When describing the pandemic for people living on the streets, Borne says there have been some “amazing and magical” moments, such as those when outreach workers and healthcare providers experience breakthroughs with residents who never before considered entering shelter or engaging with the system.

She says getting over half of people experiencing homelessness vaccinated wouldn’t have been possible without programs such as the shelter-in-place hotels, street clinics and peer ambassadors or the availability of showers and toilets.

“Some of the most reluctant, most traumatized, most disenfranchised people have come inside, felt love and stayed inside or stayed in a tent, and it worked.” she said. “The boundaries about how people live have been broken down and hopefully will never get placed back up.”

Borne isn’t pollyannish about the past two years. Nor is she satisfied with the conditions of the streets that people continue to call home or the speed at which residents are being helped from homelessness into housing.

Basic access to sanitation facilities such as toilets, showers and a place to wash hands or clothes remains limited. From a public health perspective, hygiene as a human right would be an easy way to make sure people can keep themselves and their communities clean and healthy.

There’s also the continued scarcity of resources that makes it challenging to scale up some of the lessons learned from San Francisco’s COVID-19 pandemic and vaccination efforts.

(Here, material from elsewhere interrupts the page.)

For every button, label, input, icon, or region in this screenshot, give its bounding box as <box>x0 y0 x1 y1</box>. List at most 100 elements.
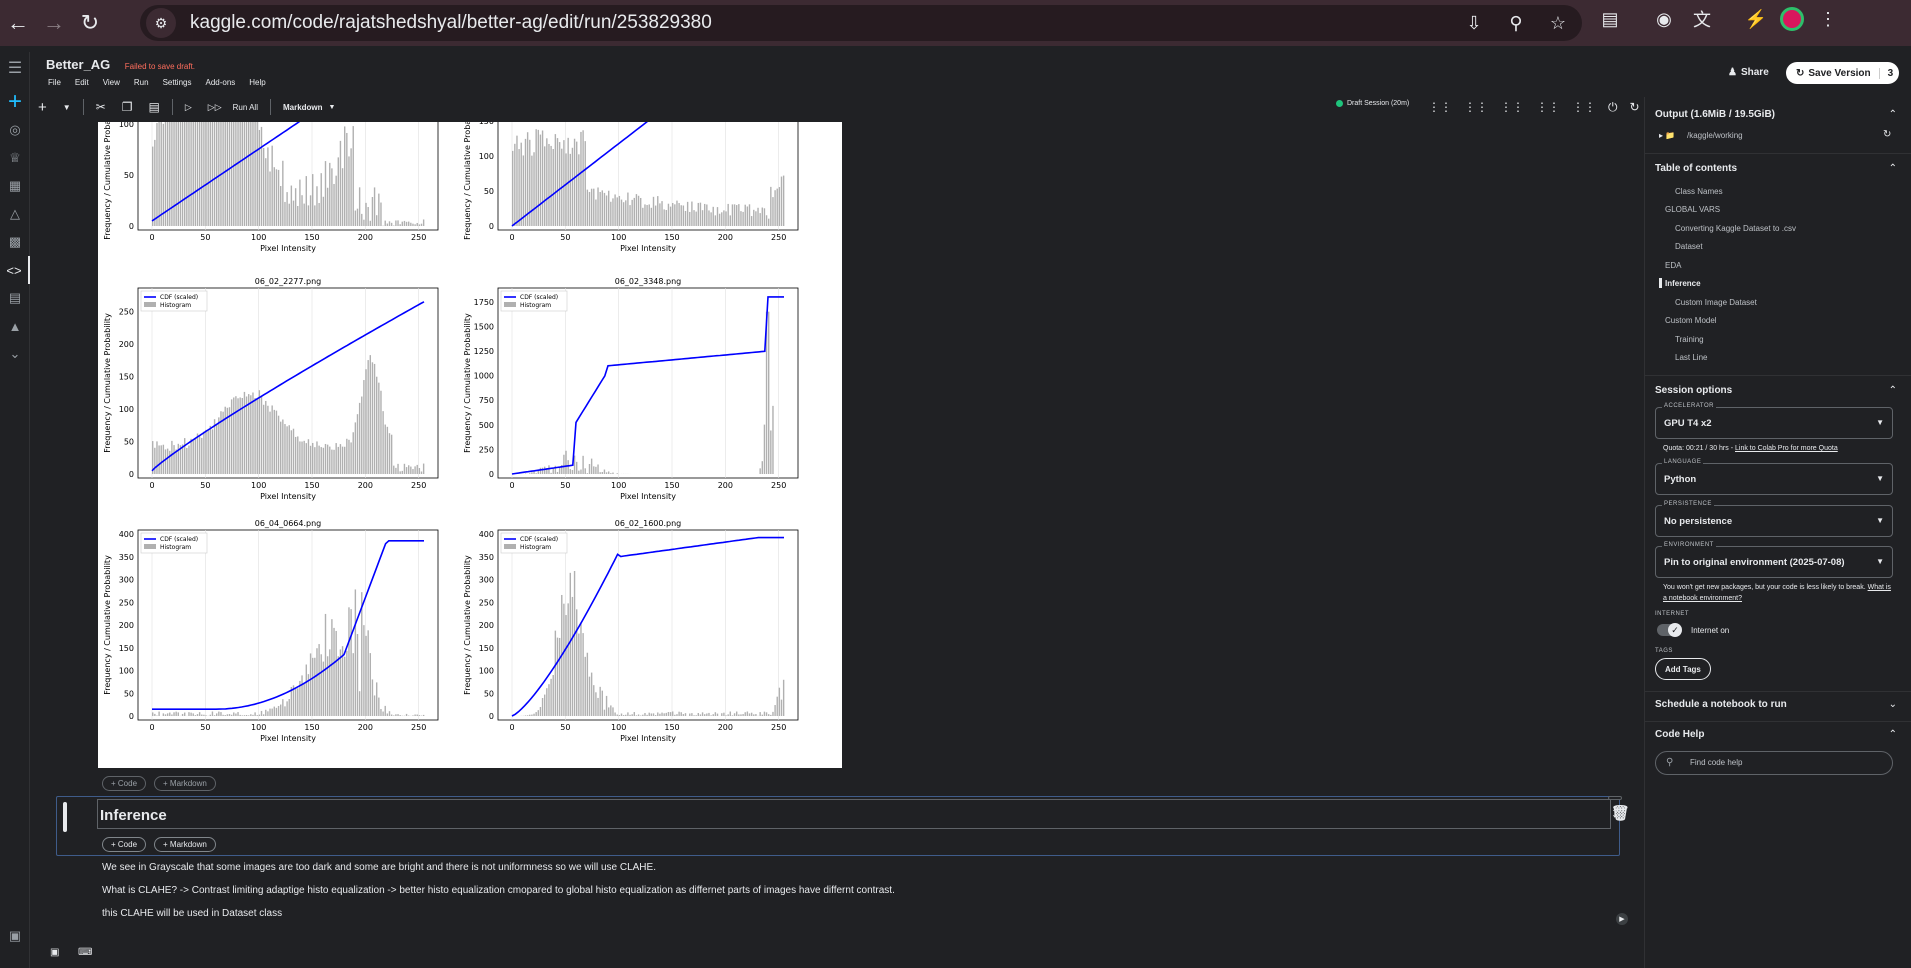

Particularly, having to limit the flow of people into services has slowed the rate of progress that Borne believes to be possible.

Human suffering has reached extraordinary levels in the Tenderloin, for example, where open air drug use and severe mental illness, drug dealing and tent sites have become normal. Borne, who has spent much of her professional career working directly on the streets of this neighborhood, wants to see The City double down on investment in the kind of public health interventions that have helped save lives during the COVID-19 pandemic.

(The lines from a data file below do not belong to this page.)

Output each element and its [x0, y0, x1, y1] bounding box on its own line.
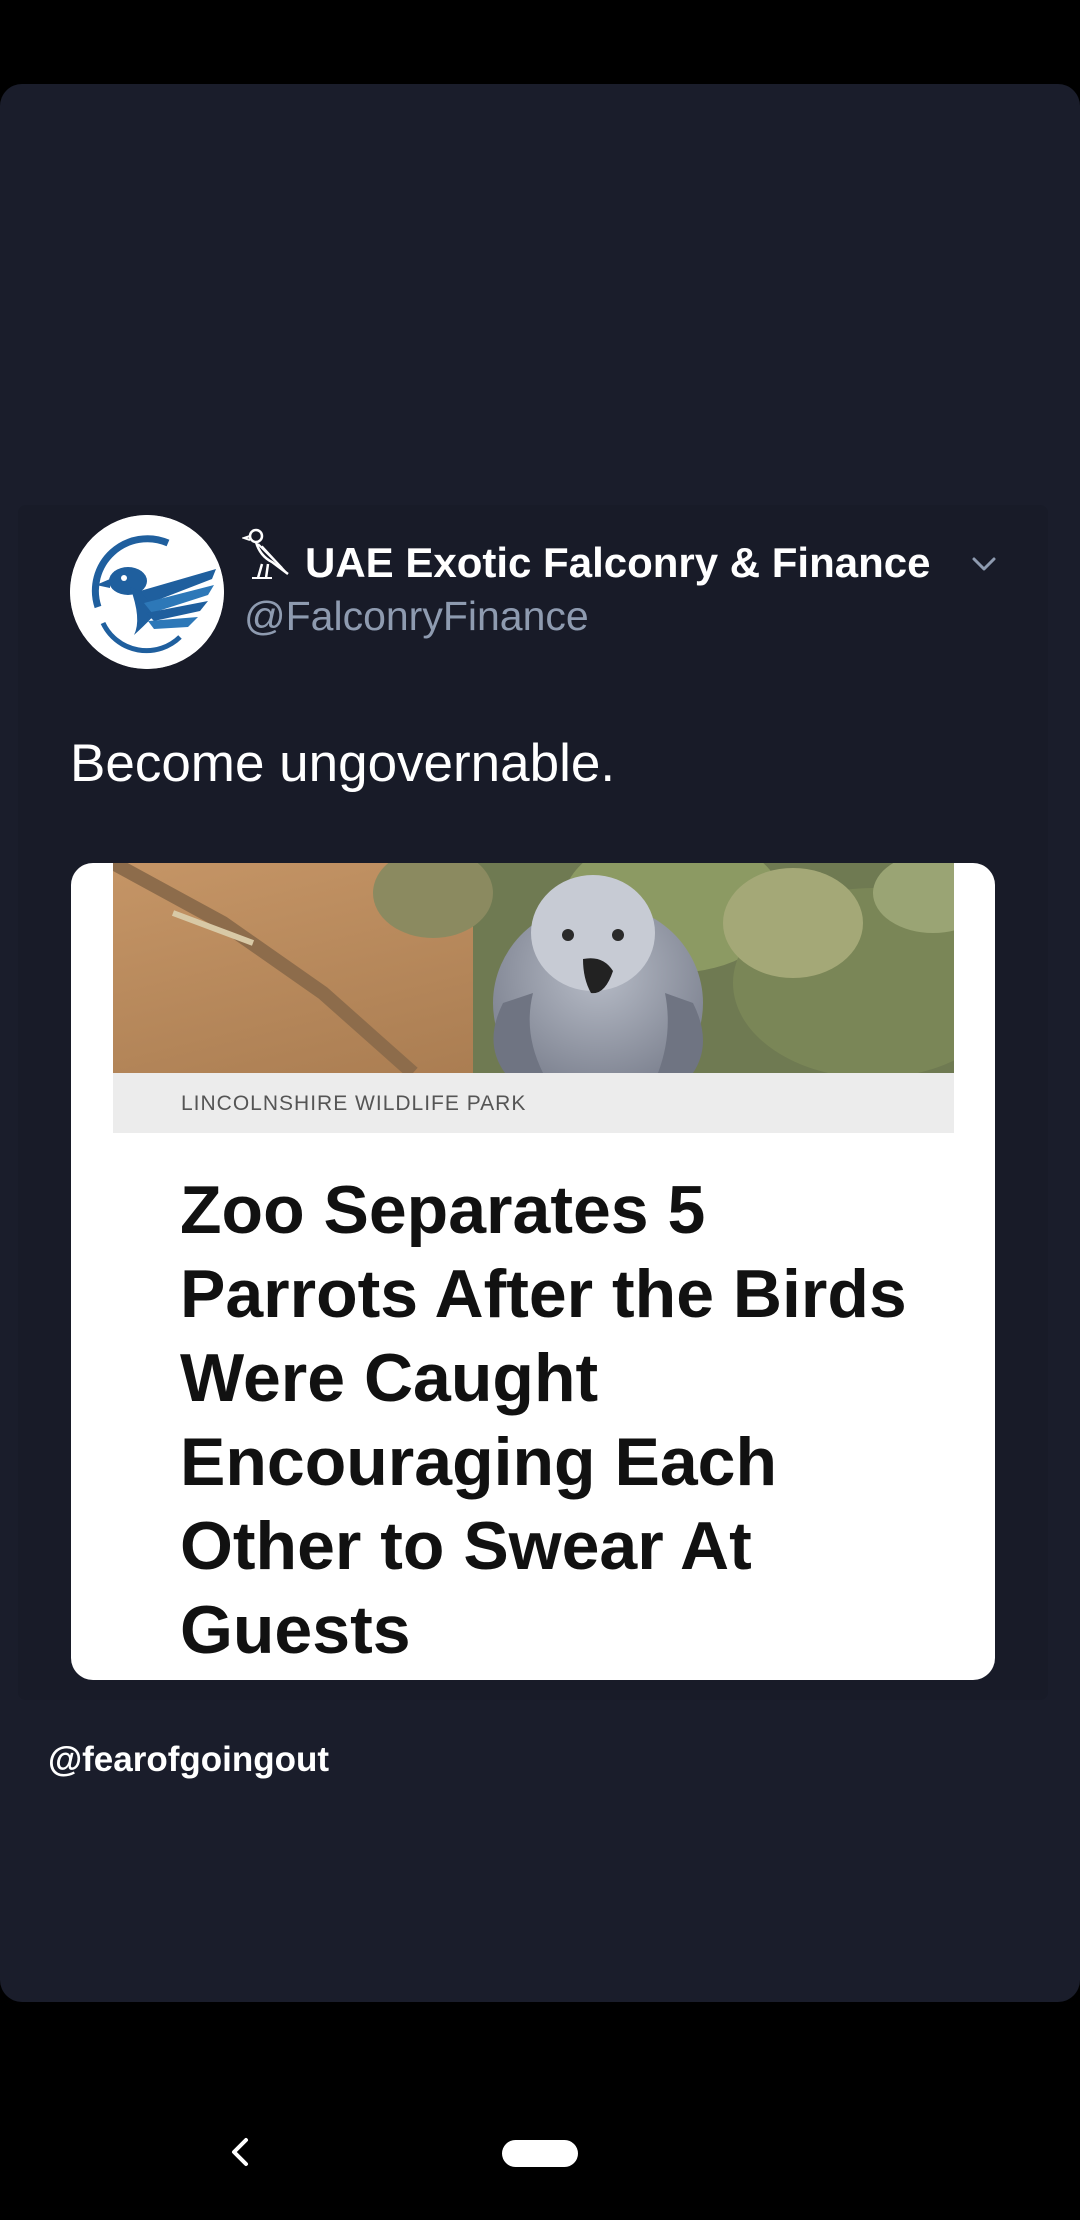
user-handle[interactable]: @FalconryFinance [244, 589, 589, 643]
source-bar: LINCOLNSHIRE WILDLIFE PARK [113, 1073, 954, 1133]
article-image [113, 863, 954, 1073]
chevron-down-icon[interactable] [966, 552, 1002, 576]
home-pill[interactable] [502, 2140, 578, 2167]
display-name[interactable]: UAE Exotic Falconry & Finance [305, 535, 931, 591]
tweet-text: Become ungovernable. [70, 734, 616, 793]
parrot-photo [113, 863, 954, 1073]
screen: UAE Exotic Falconry & Finance @FalconryF… [0, 0, 1080, 2220]
article-source: LINCOLNSHIRE WILDLIFE PARK [181, 1092, 527, 1115]
avatar[interactable] [70, 515, 224, 669]
article-card[interactable]: LINCOLNSHIRE WILDLIFE PARK Zoo Separates… [71, 863, 995, 1680]
chevron-left-icon[interactable] [218, 2130, 262, 2174]
falcon-logo-icon [70, 515, 224, 669]
falcon-hieroglyph-icon [242, 528, 289, 579]
credit-handle: @fearofgoingout [48, 1740, 330, 1779]
article-headline: Zoo Separates 5 Parrots After the Birds … [180, 1172, 907, 1668]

Last week, Mayor London Breed introduced an investment of a different kind. She declared a state of emergency in the Tenderloin and rolled out a controversial roster of proposed public safety policies including increasing overtime funding for police presence, ramping up enforcement of drug use, giving SFPD more freedom to use camera surveillance technology and excluding street vending in certain locations.

Many social services providers say these actions demonstrate a grave misunderstanding and misstep of how to treat, and ultimately prevent, substance use and homelessness.

Borne didn’t comment on the plan directly, but the vision she paints for a more public health-oriented future doesn’t include increased law enforcement presence, encampment sweeps or surveillance.

“We should be taking what’s worked and having everyone thinking about our public health, not trying to get people experiencing homelessness off the streets or policing them,” Borne said. “But how do we look at these human beings to help them because they are that – human beings.”